DADDIO
Deux interprètes formidables au service de dialogues troublants
Une jeune femme atterrit à JFK à New York un soir, après deux semaines passées avec sa demi-sœur en Oklahoma, dans sa petite ville d’origine. En sortant de l’aéroport, elle prend un taxi. Échangeant quelques textos hésitants avec son amant, elle accepte de discuter avec le chauffeur de taxi, qui entame la conversation…
Passé par la compétition du dernier Festival de Deauville, "Daddio" est un film tourné en temps réel, le temps d’un trajet nocturne en taxi entre l’aéroport et la ville de New York. L’originalité ne sera pas à chercher ici du côté de la mise en scène, limitée à l’habitacle de la voiture, comme dans le percutant "Locke" avec Tom Hardy, qui était construit sur le même principe, l’extérieur se limitant ici aux textos d’un amant bien pressé de retrouver sa belle, et particulièrement drivé par son appétit sexuel. Également centré sur des questions finalement morales (l’adultère, la confiance, l’engagement, l’emprise amoureuse…) le scénario déploie avec intelligence ses dialogues calculés pour mieux déstabiliser le spectateur lui-même.
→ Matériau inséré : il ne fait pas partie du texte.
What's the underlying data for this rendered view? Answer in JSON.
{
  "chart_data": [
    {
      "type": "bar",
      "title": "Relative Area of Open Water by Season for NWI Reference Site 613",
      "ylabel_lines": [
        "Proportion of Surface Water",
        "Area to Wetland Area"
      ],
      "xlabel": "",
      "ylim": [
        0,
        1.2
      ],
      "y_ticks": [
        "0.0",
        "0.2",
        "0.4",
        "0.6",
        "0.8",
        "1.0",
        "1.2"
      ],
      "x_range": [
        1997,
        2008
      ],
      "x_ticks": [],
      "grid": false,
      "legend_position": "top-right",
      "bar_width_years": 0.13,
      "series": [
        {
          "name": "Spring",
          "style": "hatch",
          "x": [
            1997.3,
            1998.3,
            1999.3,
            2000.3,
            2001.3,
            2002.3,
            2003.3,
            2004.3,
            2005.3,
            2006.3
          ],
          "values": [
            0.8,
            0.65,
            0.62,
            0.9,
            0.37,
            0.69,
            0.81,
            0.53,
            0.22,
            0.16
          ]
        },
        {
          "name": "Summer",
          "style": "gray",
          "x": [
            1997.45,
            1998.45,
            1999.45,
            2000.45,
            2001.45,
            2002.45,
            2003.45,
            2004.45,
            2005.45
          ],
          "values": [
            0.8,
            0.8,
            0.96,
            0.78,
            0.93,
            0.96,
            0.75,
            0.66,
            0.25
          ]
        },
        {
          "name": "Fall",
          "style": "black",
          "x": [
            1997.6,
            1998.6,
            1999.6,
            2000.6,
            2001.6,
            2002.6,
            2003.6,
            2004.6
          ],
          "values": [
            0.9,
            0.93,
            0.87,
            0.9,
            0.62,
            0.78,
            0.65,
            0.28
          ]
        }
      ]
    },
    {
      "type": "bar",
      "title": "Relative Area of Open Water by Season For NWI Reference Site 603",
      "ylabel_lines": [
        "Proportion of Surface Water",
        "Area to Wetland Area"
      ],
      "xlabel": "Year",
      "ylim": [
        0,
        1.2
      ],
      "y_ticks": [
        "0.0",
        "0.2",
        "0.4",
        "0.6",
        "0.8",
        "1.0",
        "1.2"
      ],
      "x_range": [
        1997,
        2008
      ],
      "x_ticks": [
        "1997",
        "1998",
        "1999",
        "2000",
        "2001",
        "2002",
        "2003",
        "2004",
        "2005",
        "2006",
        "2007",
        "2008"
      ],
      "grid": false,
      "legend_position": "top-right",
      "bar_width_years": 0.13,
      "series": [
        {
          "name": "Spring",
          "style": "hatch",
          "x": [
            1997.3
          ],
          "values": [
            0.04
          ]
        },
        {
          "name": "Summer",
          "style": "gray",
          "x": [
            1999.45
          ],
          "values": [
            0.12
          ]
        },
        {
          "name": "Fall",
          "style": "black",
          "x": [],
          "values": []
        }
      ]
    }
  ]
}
Laissant planer le doute un temps sur les intentions du chauffeur (la course est d’abord filmée comme une accélération, à hauteur de roues, comme si la passagère s’embarquait pour quelque chose de dangereux…), étonnement généreux en compliments, le récit instaure progressivement un dialogue profond, fait de souvenirs et de confessions qu’on ne peut faire qu’à des inconnus, croisés comme là dans un moment suspendu, hors de la chronologie vitale de chacun. Dakota Johnson ("Sale temps à l'hôtel El Royale", "The Social Network") incarne ainsi, avec ce qu’il faut de retenue, une jeune femme en apparence sûre d’elle, mais en proie à de multiples doutes, tandis que Sean Penn prête voix aux fantômes d’un homme conscient de l’impact de ses choix, y compris sur son propre destin. Si certains (dont je fais partie) verront venir la conclusion dès les premières minutes du dialogue entre passagère et chauffeur, si la mise en scène reste des plus sages, "Daddio" mérite simplement le détour pour son duo d’interprètes et l’écho que pourra avoir leur conversation, quant aux regrets d’un homme qui se retourne sur son passé et aux aspirations d’une femme qui hésite quant à son avenir.